Мы ускорили шаг, насколько это было возможно в глубоком снегу. Присутствие хищников давило на психику. Лошади нервничали, прядали ушами, косили лиловым глазом в чащу. Я то и дело оглядывался, ловя боковым зрением серые силуэты, мелькающие вдалеке между деревьями. Они не приближались, держали дистанцию метров в сто, но их настойчивость пугала больше, чем открытая агрессия.
Лес сгущался. Тропа, по которой вел нас Фома, сузилась, зажатая между крутым склоном оврага и стеной бурелома. Идеальное место для засады. Двадцать первый век в моей голове заорал сиреной тревоги. «Узкое место! Бутылочное горлышко!».
— Стой! — крикнул я, но было поздно.
Свист.
Короткий, резкий, как удар хлыста.
Стрела вонзилась в снег в полуметре от моего лыжного ботинка.

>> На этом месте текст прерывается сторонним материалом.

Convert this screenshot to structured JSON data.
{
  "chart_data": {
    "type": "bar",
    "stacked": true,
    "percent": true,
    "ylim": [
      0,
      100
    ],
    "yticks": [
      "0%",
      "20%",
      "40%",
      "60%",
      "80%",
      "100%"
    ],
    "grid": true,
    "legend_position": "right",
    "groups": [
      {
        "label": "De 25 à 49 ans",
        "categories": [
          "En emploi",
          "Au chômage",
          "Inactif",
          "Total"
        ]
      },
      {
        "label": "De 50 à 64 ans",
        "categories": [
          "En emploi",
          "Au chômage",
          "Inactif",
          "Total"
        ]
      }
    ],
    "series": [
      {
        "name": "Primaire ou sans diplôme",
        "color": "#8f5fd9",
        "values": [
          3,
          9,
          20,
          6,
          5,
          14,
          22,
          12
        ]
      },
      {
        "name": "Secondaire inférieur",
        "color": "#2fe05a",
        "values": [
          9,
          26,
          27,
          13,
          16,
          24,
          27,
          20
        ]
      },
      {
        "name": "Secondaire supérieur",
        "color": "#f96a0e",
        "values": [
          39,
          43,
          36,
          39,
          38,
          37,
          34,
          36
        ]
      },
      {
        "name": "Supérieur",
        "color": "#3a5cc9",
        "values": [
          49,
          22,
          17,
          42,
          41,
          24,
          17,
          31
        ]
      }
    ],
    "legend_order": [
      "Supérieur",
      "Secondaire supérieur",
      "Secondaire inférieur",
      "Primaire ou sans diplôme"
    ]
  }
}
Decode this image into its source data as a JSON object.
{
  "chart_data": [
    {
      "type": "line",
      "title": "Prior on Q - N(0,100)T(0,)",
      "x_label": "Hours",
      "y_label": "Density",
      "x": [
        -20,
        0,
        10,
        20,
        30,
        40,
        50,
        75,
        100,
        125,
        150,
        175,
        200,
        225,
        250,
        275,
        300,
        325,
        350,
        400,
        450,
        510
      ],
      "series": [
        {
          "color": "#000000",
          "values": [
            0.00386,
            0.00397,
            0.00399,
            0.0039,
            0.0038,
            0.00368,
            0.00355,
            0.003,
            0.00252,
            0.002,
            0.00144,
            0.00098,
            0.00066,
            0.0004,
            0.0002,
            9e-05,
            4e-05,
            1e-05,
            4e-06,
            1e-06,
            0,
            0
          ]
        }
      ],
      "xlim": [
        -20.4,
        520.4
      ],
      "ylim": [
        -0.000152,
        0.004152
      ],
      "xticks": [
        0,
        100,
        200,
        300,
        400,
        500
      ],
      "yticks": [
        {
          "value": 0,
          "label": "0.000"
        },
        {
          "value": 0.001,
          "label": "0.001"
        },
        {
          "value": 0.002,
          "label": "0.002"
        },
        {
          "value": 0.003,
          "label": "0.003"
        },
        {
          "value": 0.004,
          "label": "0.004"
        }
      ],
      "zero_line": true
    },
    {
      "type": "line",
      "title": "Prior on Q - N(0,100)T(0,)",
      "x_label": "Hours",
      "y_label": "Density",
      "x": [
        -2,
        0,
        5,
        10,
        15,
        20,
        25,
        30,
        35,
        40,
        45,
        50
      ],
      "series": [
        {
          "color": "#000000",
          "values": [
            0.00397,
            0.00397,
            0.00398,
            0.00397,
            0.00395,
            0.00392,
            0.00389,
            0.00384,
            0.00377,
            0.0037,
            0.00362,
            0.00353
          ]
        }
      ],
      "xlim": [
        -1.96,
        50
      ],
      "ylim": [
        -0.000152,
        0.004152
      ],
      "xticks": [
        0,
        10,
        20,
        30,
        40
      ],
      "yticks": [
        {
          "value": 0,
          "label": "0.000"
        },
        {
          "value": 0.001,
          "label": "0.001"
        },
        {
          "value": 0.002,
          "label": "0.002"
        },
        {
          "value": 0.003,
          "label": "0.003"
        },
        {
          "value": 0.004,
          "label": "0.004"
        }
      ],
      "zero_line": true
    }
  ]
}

Оперение из перьев еще дрожало.
— Засада! — рявкнул Игнат, вскидывая карабин.
— Не стрелять!!! — заорал я, перекрывая его голос. — Оружие вниз! Всем стоять!
Вторая стрела ударила в борт саней, прямо в дерево, с глухим стуком. Сантиметром выше — и она прошила бы мешок с солью.
А потом они появились.
Это было похоже на фокус. Секунду назад лес был пуст, а в следующее мгновение он ожил.
Они возникли из сугробов, словно были из них слеплены. Белые меховые парки сливались со снегом так идеально, что заметить их было невозможно, пока они не зашевелились. Широкие лыжи, обшитые камусом, не издавали ни звука.
Десять… двадцать… тридцать фигур.
Они стояли полукольцом, перекрывая нам путь вперед и отрезая отход назад. Часть на склоне оврага и на гребне. Другие среди деревьев. Они были везде.
Каждый держал в руках лук. Сложный, составной лук, обмотанный берестой. Стрелы наложены на тетивы. Наконечники стрел — костяные и железные — смотрели прямо на нас.
Ни звука. Ни крика. Только скрип натягиваемой тетивы и тяжелый храп наших лошадей.
Я медленно, очень медленно, чтобы не спровоцировать выстрел, поднял руки вверх, показывая пустые ладони.
Глава 5
Я держал руки поднятыми, чувствуя, как мороз заползает в рукава тулупа, но холод внутри был сильнее. Это был тот самый липкий, мерзкий холодок, который щекочет позвоночник, когда понимаешь: твоя жизнь сейчас весит меньше, чем снежинка на ветру. И зависит она не от твоих знаний, не от паровых машин и не от связей с губернатором, а от того, дрогнет ли палец на тетиве у вон того парня в белой кухлянке.
— Мы пришли с миром! — крикнул я. Голос получился хриплым, чужим. — Нам нужно поговорить с вашим старейшиной!